Namun semua ini bisa diatasi dengan meningkatkan sistem pengawasan yang berkesinambungan (integrated). Artinya, cita-cita Jokowi membangun insan yang bermoral melalui peningkatan mutu pendidikan, harus benar-benar tersosialisasikan sampai pada pemerintah yang paling bawah. Karena setiap upaya membangun negara, negara harus selalu hadir di tengah-tengah masyarakat.

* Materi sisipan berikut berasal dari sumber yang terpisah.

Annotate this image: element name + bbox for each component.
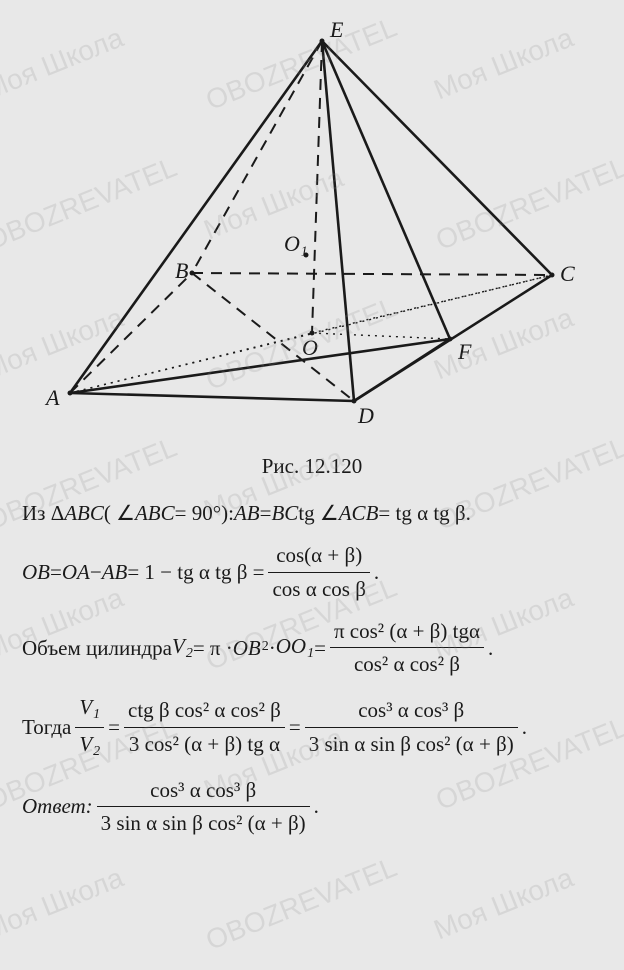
denominator: cos α cos β	[268, 575, 369, 603]
text: Из Δ	[22, 499, 64, 527]
var: ABC	[64, 499, 104, 527]
text: =	[289, 713, 301, 741]
text: ·	[269, 634, 276, 662]
svg-text:E: E	[329, 18, 344, 42]
diagram-labels: E A B C D O O₁ F	[44, 18, 575, 428]
numerator: V1	[75, 693, 104, 725]
fraction: cos(α + β) cos α cos β	[268, 541, 369, 603]
text: .	[488, 634, 493, 662]
fraction: V1 V2	[75, 693, 104, 762]
watermark: OBOZREVATEL	[201, 851, 401, 957]
watermark: Моя Школа	[429, 862, 578, 947]
svg-text:O: O	[302, 335, 318, 360]
svg-text:D: D	[357, 403, 374, 428]
numerator: ctg β cos² α cos² β	[124, 696, 285, 724]
fraction-bar	[268, 572, 369, 573]
text: = tg α tg β.	[378, 499, 470, 527]
var: OB	[22, 558, 50, 586]
text: =	[50, 558, 62, 586]
var: ABC	[135, 499, 175, 527]
text: Объем цилиндра	[22, 634, 172, 662]
fraction-bar	[330, 647, 484, 648]
figure-caption: Рис. 12.120	[0, 454, 624, 479]
var: BC	[271, 499, 298, 527]
text: .	[314, 792, 319, 820]
text: −	[90, 558, 102, 586]
fraction-bar	[75, 727, 104, 728]
denominator: V2	[75, 730, 104, 762]
numerator: cos(α + β)	[272, 541, 366, 569]
fraction-bar	[124, 727, 285, 728]
fraction-bar	[97, 806, 310, 807]
text: tg ∠	[298, 499, 338, 527]
numerator: π cos² (α + β) tgα	[330, 617, 484, 645]
text: = 90°):	[175, 499, 234, 527]
watermark: Моя Школа	[0, 862, 128, 947]
answer-label: Ответ:	[22, 792, 93, 820]
var: AB	[234, 499, 260, 527]
text: =	[108, 713, 120, 741]
text: =	[260, 499, 272, 527]
geometry-diagram: E A B C D O O₁ F	[32, 18, 592, 448]
line-5: Ответ: cos³ α cos³ β 3 sin α sin β cos² …	[22, 776, 602, 838]
svg-text:A: A	[44, 385, 60, 410]
var: ACB	[339, 499, 379, 527]
text: .	[374, 558, 379, 586]
svg-text:B: B	[175, 258, 188, 283]
svg-text:F: F	[457, 339, 472, 364]
denominator: cos² α cos² β	[350, 650, 464, 678]
text: Тогда	[22, 713, 71, 741]
numerator: cos³ α cos³ β	[354, 696, 468, 724]
svg-text:C: C	[560, 261, 575, 286]
text: =	[314, 634, 326, 662]
line-3: Объем цилиндра V2 = π · OB2 · OO1 = π co…	[22, 617, 602, 679]
text: .	[522, 713, 527, 741]
fraction: π cos² (α + β) tgα cos² α cos² β	[330, 617, 484, 679]
fraction: cos³ α cos³ β 3 sin α sin β cos² (α + β)	[305, 696, 518, 758]
text: = π ·	[193, 634, 233, 662]
var: OB	[233, 634, 261, 662]
text: ( ∠	[104, 499, 135, 527]
denominator: 3 sin α sin β cos² (α + β)	[97, 809, 310, 837]
line-2: OB = OA − AB = 1 − tg α tg β = cos(α + β…	[22, 541, 602, 603]
var: AB	[102, 558, 128, 586]
var: OA	[62, 558, 90, 586]
fraction-bar	[305, 727, 518, 728]
line-4: Тогда V1 V2 = ctg β cos² α cos² β 3 cos²…	[22, 693, 602, 762]
var: OO1	[276, 632, 314, 664]
diagram-svg: E A B C D O O₁ F	[32, 18, 592, 448]
denominator: 3 sin α sin β cos² (α + β)	[305, 730, 518, 758]
math-body: Из Δ ABC ( ∠ ABC = 90°): AB = BC tg ∠ AC…	[0, 479, 624, 837]
fraction: cos³ α cos³ β 3 sin α sin β cos² (α + β)	[97, 776, 310, 838]
denominator: 3 cos² (α + β) tg α	[125, 730, 284, 758]
svg-text:O₁: O₁	[284, 231, 308, 256]
fraction: ctg β cos² α cos² β 3 cos² (α + β) tg α	[124, 696, 285, 758]
numerator: cos³ α cos³ β	[146, 776, 260, 804]
line-1: Из Δ ABC ( ∠ ABC = 90°): AB = BC tg ∠ AC…	[22, 499, 602, 527]
var: V2	[172, 632, 193, 664]
text: = 1 − tg α tg β =	[127, 558, 264, 586]
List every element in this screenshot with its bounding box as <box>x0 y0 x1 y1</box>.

Kehadiran negara dalam memajukan sistem pendidikan harus dimulai dari semangat yang sama oleh lembaga negara. Lembaga negara di tingkat yang paling bawah bisa dipersepsikan kelurahan/desa atau pemerintahan kabupaten untuk selalu memperhatikan keberlangsungan lembaga pendidikan. Baik dalam pembangunan dan pengembangan infrastruktur maupun kesejahteraan tenaga pengajar.

Sudah saatnya menafsirkan ulang guru sebagai “pahlawan tanpa tanda jasa” atau dengan istilah lain “Oemar Bakri” yang selalu menaiki sepeda kumbang melaju di atas jalan yang berlubang. Pembangunan infrastruktur penunjang kegiatan pendidikan harus berjalan dan kesejahteraan guru harus diperioritaskan.

Di beberapa negara maju seperti Amerka Serikat, Jepang, Australia bahkan negara sekecil Brunei Darussalam, kesejahteraan guru mnerupakan program prioritas. Gaji guru sejajar dengan karyawan swasta setingkat manager perusahaan di Indonesia, dengan fasilitas penunjangn lainnya; mobil dinas dan rumah dinas.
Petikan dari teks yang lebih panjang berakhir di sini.